Die Hochschulen haben ihre Absolventen nicht ohne Grund entdeckt: Seit sie im globalisierten Wettbewerb um Drittmittel, aber auch um qualifiziertes Lehrpersonal und Studierende stehen und sich Rankings und Evaluationsprozessen unterziehen müssen, spielen Marketing und Markenbildung eine immer wichtigere Rolle. Wie schön wäre es da, wenn zufriedene Abgänger den Ruf ihrer Alma Mater in die Welt trügen.
Aber die positive Identifikation mit der ehemaligen Ausbildungsstätte ist in Deutschland eher Mangelware. Im Gegenteil: Vor allem an anonymen Massenunis drückte sich die Beziehung zu den Studierenden lange in einer Matrikelnummer und überfüllten Seminaren aus. Man sei doch nur ein "Klotz am Bein der Professoren" gewesen, erinnert sich Christian Kramberg, Vorsitzender des Verbandes Alumni-Clubs.net, der Plattform für die stetig wachsende Zahl von Ehemaligen-Organisationen im deutschsprachigen Raum sein will.

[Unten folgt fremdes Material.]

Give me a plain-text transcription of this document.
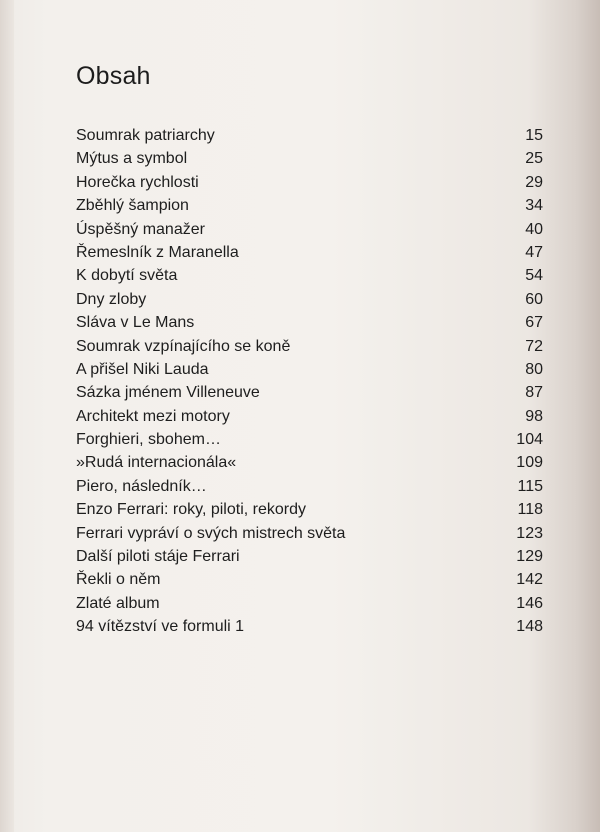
Obsah
Soumrak patriarchy	15
Mýtus a symbol	25
Horečka rychlosti	29
Zběhlý šampion	34
Úspěšný manažer	40
Řemeslník z Maranella	47
K dobytí světa	54
Dny zloby	60
Sláva v Le Mans	67
Soumrak vzpínajícího se koně	72
A přišel Niki Lauda	80
Sázka jménem Villeneuve	87
Architekt mezi motory	98
Forghieri, sbohem…	104
»Rudá internacionála«	109
Piero, následník…	115
Enzo Ferrari: roky, piloti, rekordy	118
Ferrari vypráví o svých mistrech světa	123
Další piloti stáje Ferrari	129
Řekli o něm	142
Zlaté album	146
94 vítězství ve formuli 1	148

Bis vor einem halben Jahr saß Kramberg auch im Vorstand von AbsolventUM: Der 1995 gegründete Verein an der Universität Mannheim gilt als Musterfall erfolgreicher Alumni-Arbeit in Deutschland und wurde dafür 2001 vom Stifterverband für die Deutsche Wissenschaft ausgezeichnet. In der AbsolventUM-Geschäftsstelle kümmern sich zwei Festangestellte und fünf Studierende um mehr als 4.000 zahlende Mitglieder und 39 Regionalgruppen auf allen Kontinenten, von Chicago, Hawaii und New York über Sao Paolo und Kapstadt bis Shanghai, Singapur, Sydney. Eine eigene Marketinggesellschaft mit Kramberg als Geschäftsführer kümmert sich um die kommerziellen Aktivitäten von Verein und Universität, aber auch um die Pflege von Firmenkontakten. Neu eingerichtet wurde eine Stelle fürs Fundraising.

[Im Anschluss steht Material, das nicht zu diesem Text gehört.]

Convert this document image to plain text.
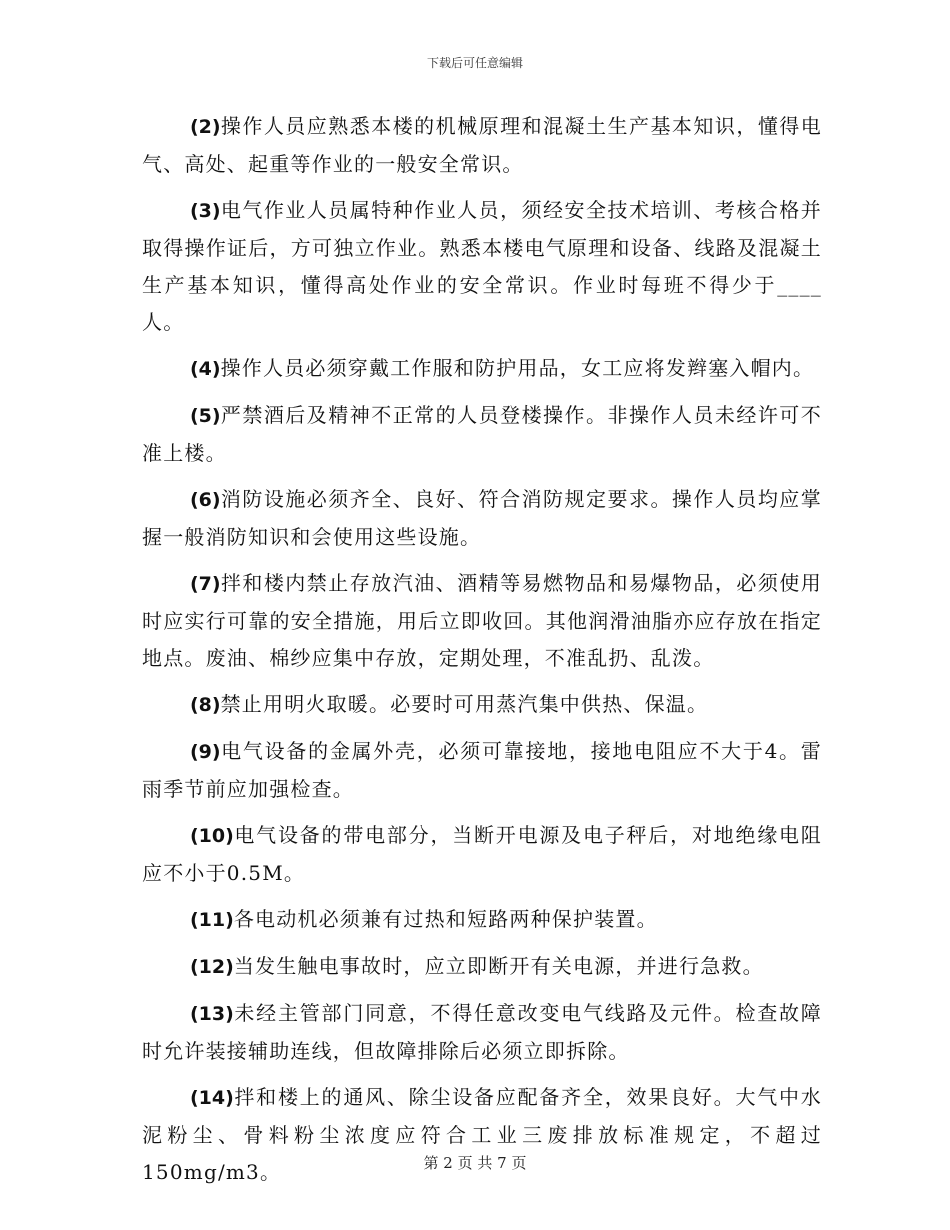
下载后可任意编辑

(2)操作人员应熟悉本楼的机械原理和混凝土生产基本知识，懂得电气、高处、起重等作业的一般安全常识。

(3)电气作业人员属特种作业人员，须经安全技术培训、考核合格并取得操作证后，方可独立作业。熟悉本楼电气原理和设备、线路及混凝土生产基本知识，懂得高处作业的安全常识。作业时每班不得少于____人。

(4)操作人员必须穿戴工作服和防护用品，女工应将发辫塞入帽内。

(5)严禁酒后及精神不正常的人员登楼操作。非操作人员未经许可不准上楼。

(6)消防设施必须齐全、良好、符合消防规定要求。操作人员均应掌握一般消防知识和会使用这些设施。

(7)拌和楼内禁止存放汽油、酒精等易燃物品和易爆物品，必须使用时应实行可靠的安全措施，用后立即收回。其他润滑油脂亦应存放在指定地点。废油、棉纱应集中存放，定期处理，不准乱扔、乱泼。

(8)禁止用明火取暖。必要时可用蒸汽集中供热、保温。

(9)电气设备的金属外壳，必须可靠接地，接地电阻应不大于4。雷雨季节前应加强检查。

(10)电气设备的带电部分，当断开电源及电子秤后，对地绝缘电阻应不小于0.5M。

(11)各电动机必须兼有过热和短路两种保护装置。

(12)当发生触电事故时，应立即断开有关电源，并进行急救。

(13)未经主管部门同意，不得任意改变电气线路及元件。检查故障时允许装接辅助连线，但故障排除后必须立即拆除。

(14)拌和楼上的通风、除尘设备应配备齐全，效果良好。大气中水泥粉尘、骨料粉尘浓度应符合工业三废排放标准规定，不超过150mg/m3。	第 2 页 共 7 页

Damit widmet sich die Uni Mannheim den Alumni weit professioneller als viele deutsche Hochschulen. Trotzdem, im Vergleich zu den USA, wo das Zugehörigkeitsgefühl schon während des Studiums intensiv gepflegt wird, ist Deutschland weit im Hintertreffen. In den Staaten haben Alumni-Clubs nicht nur an Elite-Universitäten eine lange Tradition. Auch kleine Unis und Colleges werben im Internet mit Aktivitäten für "alumni & friends". Die Ehemaligen tragen ihre Verbundenheit gerne zur Schau - das Hochschul-Logo prangt auf Autoaufklebern, Kleidungsstücken, Kreditkarten und natürlich dem "class ring".

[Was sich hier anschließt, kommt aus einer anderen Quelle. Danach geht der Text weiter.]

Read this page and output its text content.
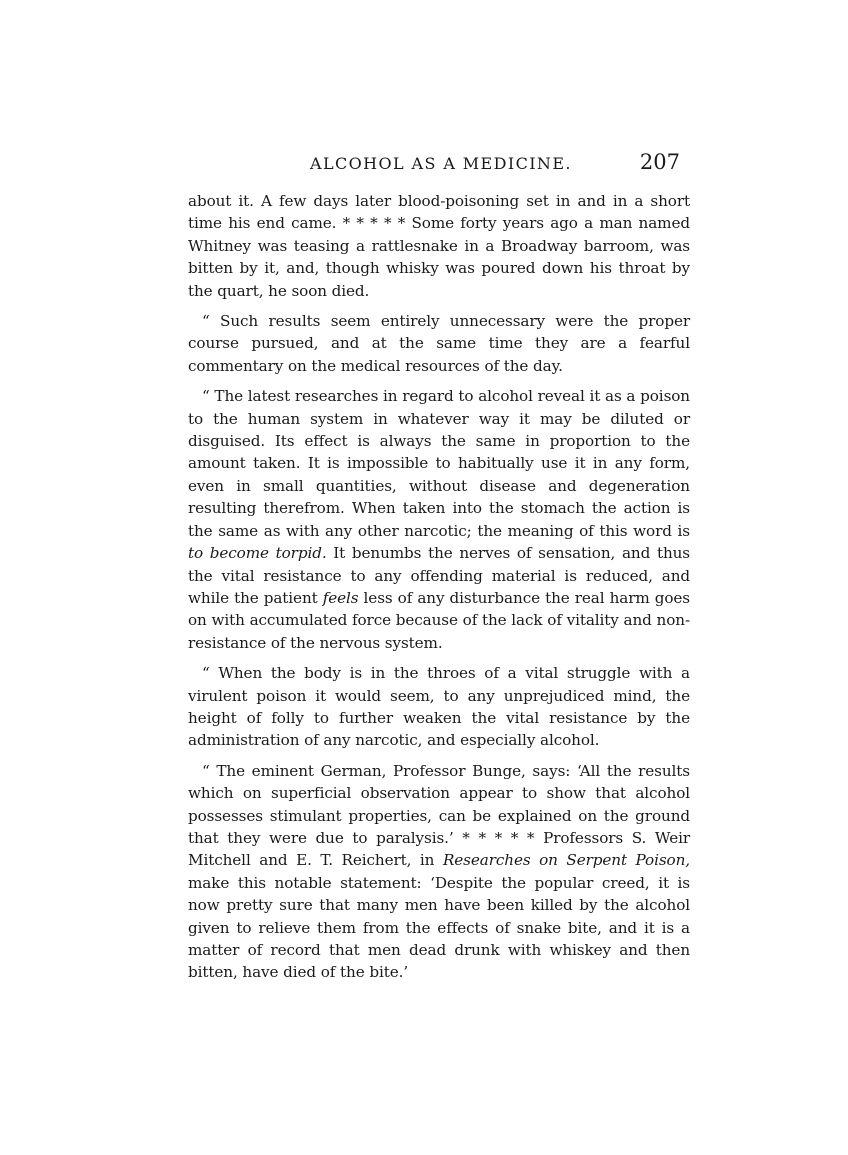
ALCOHOL AS A MEDICINE.	207

about it. A few days later blood-poisoning set in and in a short time his end came. * * * * * Some forty years ago a man named Whitney was teasing a rattlesnake in a Broadway barroom, was bitten by it, and, though whisky was poured down his throat by the quart, he soon died.

“ Such results seem entirely unnecessary were the proper course pursued, and at the same time they are a fearful commentary on the medical resources of the day.

“ The latest researches in regard to alcohol reveal it as a poison to the human system in whatever way it may be diluted or disguised. Its effect is always the same in proportion to the amount taken. It is impossible to habitually use it in any form, even in small quantities, without disease and degeneration resulting therefrom. When taken into the stomach the action is the same as with any other narcotic; the meaning of this word is to become torpid. It benumbs the nerves of sensation, and thus the vital resistance to any offending material is reduced, and while the patient feels less of any disturbance the real harm goes on with accumulated force because of the lack of vitality and non-resistance of the nervous system.

“ When the body is in the throes of a vital struggle with a virulent poison it would seem, to any unprejudiced mind, the height of folly to further weaken the vital resistance by the administration of any narcotic, and especially alcohol.

“ The eminent German, Professor Bunge, says: ‘All the results which on superficial observation appear to show that alcohol possesses stimulant properties, can be explained on the ground that they were due to paralysis.’ * * * * * Professors S. Weir Mitchell and E. T. Reichert, in Researches on Serpent Poison, make this notable statement: ‘Despite the popular creed, it is now pretty sure that many men have been killed by the alcohol given to relieve them from the effects of snake bite, and it is a matter of record that men dead drunk with whiskey and then bitten, have died of the bite.’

Ebenso selbstverständlich engagieren sich viele amerikanische Absolventen für ihre Hochschule - ehrenamtlich und auch finanziell. Spenden, Drittmittel und Stiftungen sind ein wichtiges finanzielles Standbein für US-Universitäten, die Elite-Unis beschäftigen sogar Hunderte Mitarbeiter fürs Fundraising. Die Pflege der Alumni-Kontakte ist da ein wichtiger Teil des Geschäfts.
Nicht nur wegen der anderen Spendenkultur in Deutschland können hiesige Hochschulen kaum auf finanzielle Großzügigkeit ihrer Absolventen hoffen, es fehlt vor allem die emotionale Basis. "Um Alumni langfristig zu binden, müssen wir schon während des Studiums eine Beziehung aufbauen. Und da stehen wir in Deutschland noch ganz am Anfang", meint Irmela Lord, Geschäftsführerin des 2001 gegründeten Alumni-Clubs Bonn. Sie ist nicht allein mit der Erkenntnis, dass Alumni-Arbeit weit vor dem Examen beginnen muss - Stichwort "Friendraising".
Auch jenseits von Spenden und Sponsoren könnten deutsche Hochschulen profitieren, wenn sich die Absolventen stärker einbringen würden. Alumni können beispielsweise helfen, qualifizierte Studierende und renommierte Wissenschaftler zu gewinnen, oder sich in der Region, bei Wirtschaft und Politik für ihre Alma Mater einsetzen. Sie können in Unternehmen den Weg für Praktikanten und Doktoranden bereiten, sich an der Uni als Mentor engagieren oder bei der Entwicklung neuer Curricula helfen.
Solche Förderer, die übrigens keineswegs einer Elite angehören müssen, gewinnt man nicht mit der Basis-Version der Alumni-Arbeit - einer kostenlosen lebenslangen E-mail-Adresse und Informationen über Aktivitäten und Entwicklungen der Hochschule per E-mail oder jährlichem Alumni-Magazin. Das sei "Einweg-Kommunikation", kritisiert Markus Langer, der sich am Centrum für Hochschulentwicklung (CHE) in Gütersloh mit Projekten zu Alumni und Hochschulbindung befasst.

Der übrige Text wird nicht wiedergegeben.